The Ross 4 x 4 has 4 (Mic/Line/Tape) inputs, 4 (assign) busses & 4 (tape) tracks, enabling you to assign each input to any of 4 tracks. Inputs would be switchable between "Mic/Line Input" and "Tape" (or Off). In general, (Assign) Buss 1/3 would be correlated with PAN-Left on the mixer channel, and Buss 2/4 associated with PAN-Right.
Let's say you've successfully recorded onto Tracks 1-3, and want to bounce these tracks to Track 4.
Set the channels 1-3 to play back from TAPE, assign channels 1-3 to Buss 4, and pan channels 1-3 either in the center or hard-right,... mix to taste,... and when you're satisfied with balance record all 3 tape tracks to track 4 thru the internal mixer. You may also record one live part down to track 4 simultaneously as the bounce-dub.
By using this bounce technique (including laying a live part down during the bounce) successively to each track, you may get 4 parts on Track 4, 3 parts on track 3, 2 parts on track 2 and 1 part on the remaining track,... a total of 10 parts on 4 tracks of tape.

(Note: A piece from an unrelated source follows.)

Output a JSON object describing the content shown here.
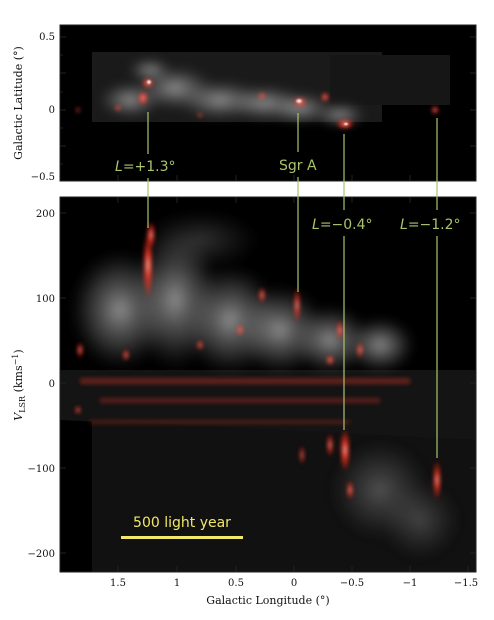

Although this maximum bounce may sound glamourous to get 10 parts down to tape, the fidelity will suffer a bit in the exchange, and by virtue of this "collapse" bounce technique, all the original source tracks going into the bounce will be overwritten during the process. Giving great care to track bounce technique can give acceptable results and may help extend the limits of 4-track recording. However, the un-bounced track is always better than a bounced-track. If you try to be clever about what parts to mix and bounce, and try to keep it to a minimum, with practice should yield very acceptable recordings.
However, I think if your productions always involve bouncing you may be benefitted by upgrading your recorder to more tracks. F/I, I'd choose a Tascam cassette 8-track over a cassette 4-track, if bouncing figured large into my 4-track productions. Maybe OT.